When the salt is allowed to dry naturally in the sun, it retains some of the natural moisture content, from 2% to 5%. The end product is wet salt, which is more of a gourmet type of salt such as Himalayan and kosher. Because of their moisture content, wet salts have a softer texture that resembles wet sand. They also contain more nutrients such as calcium, iron, or manganese, and have a different flavor.

The steel salt mechanism is only suitable for dry salt. Most dry, coarse salts are suitable for salt mill mechanisms.

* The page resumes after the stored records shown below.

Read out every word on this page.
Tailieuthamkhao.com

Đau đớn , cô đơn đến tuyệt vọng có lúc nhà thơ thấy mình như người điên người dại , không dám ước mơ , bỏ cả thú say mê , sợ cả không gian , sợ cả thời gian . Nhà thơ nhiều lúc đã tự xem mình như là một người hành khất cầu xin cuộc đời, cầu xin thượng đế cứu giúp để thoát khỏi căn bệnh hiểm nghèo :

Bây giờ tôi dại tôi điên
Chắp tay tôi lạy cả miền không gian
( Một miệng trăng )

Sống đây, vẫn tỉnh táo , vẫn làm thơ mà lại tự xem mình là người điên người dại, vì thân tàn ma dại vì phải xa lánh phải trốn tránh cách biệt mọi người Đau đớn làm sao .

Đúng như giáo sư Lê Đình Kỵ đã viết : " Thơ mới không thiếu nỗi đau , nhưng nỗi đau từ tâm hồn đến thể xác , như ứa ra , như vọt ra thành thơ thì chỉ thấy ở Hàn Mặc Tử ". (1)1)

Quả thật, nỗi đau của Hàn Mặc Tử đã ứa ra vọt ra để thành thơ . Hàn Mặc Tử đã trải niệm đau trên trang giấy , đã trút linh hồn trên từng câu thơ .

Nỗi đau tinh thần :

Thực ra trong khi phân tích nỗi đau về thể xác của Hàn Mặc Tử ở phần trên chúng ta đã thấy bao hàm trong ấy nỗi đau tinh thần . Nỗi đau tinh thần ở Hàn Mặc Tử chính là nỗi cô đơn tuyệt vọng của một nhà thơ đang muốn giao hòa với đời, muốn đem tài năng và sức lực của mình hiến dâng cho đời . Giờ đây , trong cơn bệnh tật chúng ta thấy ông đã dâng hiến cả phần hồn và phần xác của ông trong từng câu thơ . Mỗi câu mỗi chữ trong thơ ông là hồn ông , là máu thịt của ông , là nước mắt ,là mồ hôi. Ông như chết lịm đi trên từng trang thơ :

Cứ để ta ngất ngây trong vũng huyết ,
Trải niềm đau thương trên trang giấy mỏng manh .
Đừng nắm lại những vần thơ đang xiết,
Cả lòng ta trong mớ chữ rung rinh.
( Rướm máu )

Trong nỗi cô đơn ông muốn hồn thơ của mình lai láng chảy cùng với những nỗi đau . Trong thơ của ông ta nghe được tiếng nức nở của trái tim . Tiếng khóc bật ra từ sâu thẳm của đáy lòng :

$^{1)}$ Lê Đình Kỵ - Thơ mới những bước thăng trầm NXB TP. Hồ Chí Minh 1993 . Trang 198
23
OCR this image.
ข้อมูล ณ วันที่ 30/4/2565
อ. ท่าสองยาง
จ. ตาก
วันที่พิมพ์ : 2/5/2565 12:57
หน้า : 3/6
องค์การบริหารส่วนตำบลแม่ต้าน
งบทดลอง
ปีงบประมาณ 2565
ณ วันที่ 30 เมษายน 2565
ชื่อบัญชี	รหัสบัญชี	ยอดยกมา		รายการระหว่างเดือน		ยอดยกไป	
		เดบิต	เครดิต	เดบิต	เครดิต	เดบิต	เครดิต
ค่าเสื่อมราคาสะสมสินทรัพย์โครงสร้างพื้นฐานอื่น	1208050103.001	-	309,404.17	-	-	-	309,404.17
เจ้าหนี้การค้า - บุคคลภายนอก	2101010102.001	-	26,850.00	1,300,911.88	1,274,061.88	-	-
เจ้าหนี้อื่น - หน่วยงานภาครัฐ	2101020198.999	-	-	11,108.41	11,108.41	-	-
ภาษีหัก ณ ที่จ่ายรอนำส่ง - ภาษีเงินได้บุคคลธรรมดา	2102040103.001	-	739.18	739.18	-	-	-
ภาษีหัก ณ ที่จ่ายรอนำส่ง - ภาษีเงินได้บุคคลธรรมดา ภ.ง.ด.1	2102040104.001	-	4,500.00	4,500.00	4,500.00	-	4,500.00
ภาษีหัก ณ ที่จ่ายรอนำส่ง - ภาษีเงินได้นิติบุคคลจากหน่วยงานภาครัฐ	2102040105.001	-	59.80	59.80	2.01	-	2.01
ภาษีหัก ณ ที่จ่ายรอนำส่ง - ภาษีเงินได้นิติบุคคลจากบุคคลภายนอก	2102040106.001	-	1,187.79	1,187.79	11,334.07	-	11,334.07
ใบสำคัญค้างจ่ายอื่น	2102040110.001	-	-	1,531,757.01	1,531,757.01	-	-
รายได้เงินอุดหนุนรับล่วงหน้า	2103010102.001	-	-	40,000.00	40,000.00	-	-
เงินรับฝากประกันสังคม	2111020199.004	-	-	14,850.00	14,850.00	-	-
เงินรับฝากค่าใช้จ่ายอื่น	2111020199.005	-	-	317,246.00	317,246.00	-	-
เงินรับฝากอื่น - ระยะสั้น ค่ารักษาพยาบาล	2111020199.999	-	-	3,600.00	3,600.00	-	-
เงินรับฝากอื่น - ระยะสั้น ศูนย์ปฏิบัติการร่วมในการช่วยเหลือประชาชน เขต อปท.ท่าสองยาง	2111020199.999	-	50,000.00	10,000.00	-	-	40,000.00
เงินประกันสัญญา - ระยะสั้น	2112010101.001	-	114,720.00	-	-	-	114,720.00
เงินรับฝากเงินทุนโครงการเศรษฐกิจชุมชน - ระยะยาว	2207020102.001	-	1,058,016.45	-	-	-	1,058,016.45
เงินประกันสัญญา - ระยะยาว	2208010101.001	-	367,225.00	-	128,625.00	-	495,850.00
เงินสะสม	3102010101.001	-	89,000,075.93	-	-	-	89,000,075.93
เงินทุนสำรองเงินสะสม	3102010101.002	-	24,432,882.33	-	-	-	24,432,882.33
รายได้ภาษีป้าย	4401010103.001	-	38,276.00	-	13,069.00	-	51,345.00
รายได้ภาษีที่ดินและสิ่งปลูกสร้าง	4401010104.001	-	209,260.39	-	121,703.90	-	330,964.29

The mechanism of the wet salt mill is usually made of ceramic to prevent corrosion and flocculation. Due to the moisture, the wet salt is rather crushed than ground.

The Long Pepper Mill

Long pepper, with a length of 2 to 3 centimeters, is the fruit of a vine native to India. It was known in the West long before round black pepper, before it gradually disappeared. It’s now making a remarkable comeback to the point of having its own mill with a special grinding mechanism.

The Nutmeg Mill

The nutmeg grinder mechanism is intended to grate the spice due to its very hard consistency. Nutmeg is a spice with very powerful but volatile aromas. Therefore, it’s important to grate it at the last moment and in small quantities.

The Chili Mill

This is to grind dried peppers (red, bird, or Espelette). You can reduce the chili flakes into powder thanks to this tool.

The Flaxseed Mill

Flaxseed is recognized for its benefits to our health and can be a vegetarian’s best friend, thanks to its rich protein content. If you don’t buy ground flax meal, you’ll have to grind it last minute. Because they are particularly hard, flaxseed requires a mill with a particularly strong mechanism to be ground efficiently.

The Cinnamon Mill

Cinnamon is one of the most common spices and the hardest to grind because it actually comes from the bark of young twigs. Luckily, there are cinnamon grinders that can help you crush it to obtain a fine powder.

Over and Out!

Grinding spices when you need them is an easy and efficient way to pump up the flavor and aroma of your dishes. You can grind them fresh, separately for each dish, or in bulks, and store them for future use.

However, you should be mindful of how long your pre-ground spices have been sitting in the pantry because their taste depends on the oils they contain, which can break down over time. If you use old spices, you’ll most probably end up with a bland dish. Because of this, the best option is always to grind right before use.